Project: Information Extraction and Summarization by Agents
Student Researchers: Lori Bryan, Joanne Pinheiro
Advisors: Dr. Cynthia Della Torre Cicalese, Dr. Beryl Hoffman
Institution: Marymount University




PROJECT GOALS

The development of the Internet and the WWW has vastly increased the amount of information available to users. To deal with this "information overload", computer scientists have been developing new tools and algorithms. Software Agents, autonomous programs that perform tasks such as information gathering, are becoming more common on the web. Automatic summarization has become an important area of research (still in its infant stages) to help users deal with information overload. Our CREW project involved the creation of multiple agents that communicate via message-passing using XML (Extensible Markup Language) and that are responsible for different types of information extraction and summarization on the web.

PROJECT PROCESS

This project combined the research areas of two faculty members and introduced two students to research in computer science. The members of the project met weekly to discuss the project. First, we read and discussed research papers and worked on the software design. The students also had to design the format of the XML messages that the agents were to use. Then, the students familiarized themselves with the the CoABS Grid (http://coabs.globalinfotek.com) which is a method-based application programming interface to register agents, advertise their capabilities, discover agents based on their capabilities, and send messages between agents.
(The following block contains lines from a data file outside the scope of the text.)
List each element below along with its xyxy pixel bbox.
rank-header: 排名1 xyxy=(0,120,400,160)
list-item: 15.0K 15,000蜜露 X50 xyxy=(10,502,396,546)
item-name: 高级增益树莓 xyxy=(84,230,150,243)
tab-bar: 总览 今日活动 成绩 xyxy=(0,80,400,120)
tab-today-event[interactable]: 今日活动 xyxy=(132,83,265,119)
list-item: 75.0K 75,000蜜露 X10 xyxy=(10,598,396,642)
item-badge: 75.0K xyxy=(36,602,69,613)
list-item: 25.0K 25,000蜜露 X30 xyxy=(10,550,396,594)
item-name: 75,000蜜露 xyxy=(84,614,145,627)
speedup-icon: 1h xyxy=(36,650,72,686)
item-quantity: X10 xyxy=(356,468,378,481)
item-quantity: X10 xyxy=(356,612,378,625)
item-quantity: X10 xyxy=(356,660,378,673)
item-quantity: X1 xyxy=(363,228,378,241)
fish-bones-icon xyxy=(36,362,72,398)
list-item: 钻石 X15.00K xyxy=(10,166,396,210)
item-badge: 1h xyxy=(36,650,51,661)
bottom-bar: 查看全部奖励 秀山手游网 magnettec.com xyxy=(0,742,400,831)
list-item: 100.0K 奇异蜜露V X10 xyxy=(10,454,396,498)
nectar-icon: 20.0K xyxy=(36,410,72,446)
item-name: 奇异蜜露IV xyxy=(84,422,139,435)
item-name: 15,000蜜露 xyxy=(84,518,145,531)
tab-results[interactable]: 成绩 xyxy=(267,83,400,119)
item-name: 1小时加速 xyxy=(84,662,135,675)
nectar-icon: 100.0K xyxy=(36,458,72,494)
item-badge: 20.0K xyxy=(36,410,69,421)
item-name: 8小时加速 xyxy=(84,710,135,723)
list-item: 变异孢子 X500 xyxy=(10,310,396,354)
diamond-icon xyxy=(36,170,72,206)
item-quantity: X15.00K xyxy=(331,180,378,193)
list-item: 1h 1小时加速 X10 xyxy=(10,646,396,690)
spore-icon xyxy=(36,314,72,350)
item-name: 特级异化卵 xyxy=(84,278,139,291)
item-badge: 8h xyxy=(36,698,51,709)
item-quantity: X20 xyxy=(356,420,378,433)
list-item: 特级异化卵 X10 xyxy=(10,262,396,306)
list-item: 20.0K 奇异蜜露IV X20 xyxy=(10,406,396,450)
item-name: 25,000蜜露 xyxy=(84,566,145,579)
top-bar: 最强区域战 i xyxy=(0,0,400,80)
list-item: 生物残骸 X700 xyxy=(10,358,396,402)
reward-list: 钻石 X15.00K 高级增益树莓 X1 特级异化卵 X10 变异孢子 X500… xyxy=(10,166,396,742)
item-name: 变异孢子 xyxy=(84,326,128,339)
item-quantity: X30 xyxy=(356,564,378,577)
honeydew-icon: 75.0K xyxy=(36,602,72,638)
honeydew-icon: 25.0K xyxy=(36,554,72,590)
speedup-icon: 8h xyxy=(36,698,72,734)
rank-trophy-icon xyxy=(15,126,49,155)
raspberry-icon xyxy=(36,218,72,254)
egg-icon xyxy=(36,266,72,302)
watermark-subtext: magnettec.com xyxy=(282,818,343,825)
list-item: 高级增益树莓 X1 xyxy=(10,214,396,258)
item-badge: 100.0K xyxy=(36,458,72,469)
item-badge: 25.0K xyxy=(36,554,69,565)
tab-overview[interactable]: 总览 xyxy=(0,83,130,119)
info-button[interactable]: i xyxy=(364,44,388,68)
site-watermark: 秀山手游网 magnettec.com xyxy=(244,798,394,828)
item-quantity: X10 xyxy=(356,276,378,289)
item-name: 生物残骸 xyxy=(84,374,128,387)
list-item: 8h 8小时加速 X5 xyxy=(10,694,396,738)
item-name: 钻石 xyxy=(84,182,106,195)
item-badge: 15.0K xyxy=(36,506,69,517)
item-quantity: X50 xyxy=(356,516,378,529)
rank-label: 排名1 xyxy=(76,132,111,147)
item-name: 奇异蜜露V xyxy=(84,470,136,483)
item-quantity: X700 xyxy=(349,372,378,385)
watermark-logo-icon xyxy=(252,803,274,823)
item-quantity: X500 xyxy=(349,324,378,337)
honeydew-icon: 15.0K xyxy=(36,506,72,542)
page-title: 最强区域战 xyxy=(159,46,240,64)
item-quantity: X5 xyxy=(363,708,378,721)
Learning to use the grid was challenging for the students, and they spent a lot of time learning how to build simple agents as Java classes. During our meetings, we designed a system of simple agents as the prototype of the system, and we designed a language that the agents could use to communicate with one another using XML. The students then built this prototype.

PROJECT RESULTS

The goal of this project was to develop an agent-based information extraction and summarization capability. Although our agents do not yet have summarization capability, our students were able to use the CoABS Grid to build multiple agents that communicate with one another using XML. They designed the format for the XML messages as well as designing and creating Java classes for the agents. The agents right now do simple information extraction, for example reporting the title of web pages returned from the search engine. We hope to expand our prototype with many other agents that have different information extraction and summarization capabilities. This project gave the students exposure to a number of leading-edge technologies as well as giving them the opportunity to work on a cooperative research project in computer science. The students reported that they learned a lot and enjoyed working on the research project.

STUDENTS AND FACULTY INVOLVED

Our project combined the research areas of two faculty members, Dr. Cynthia Cicalese and Dr. Beryl Hoffman, and involved two students, Lori Bryan and Joanne Pinheiro.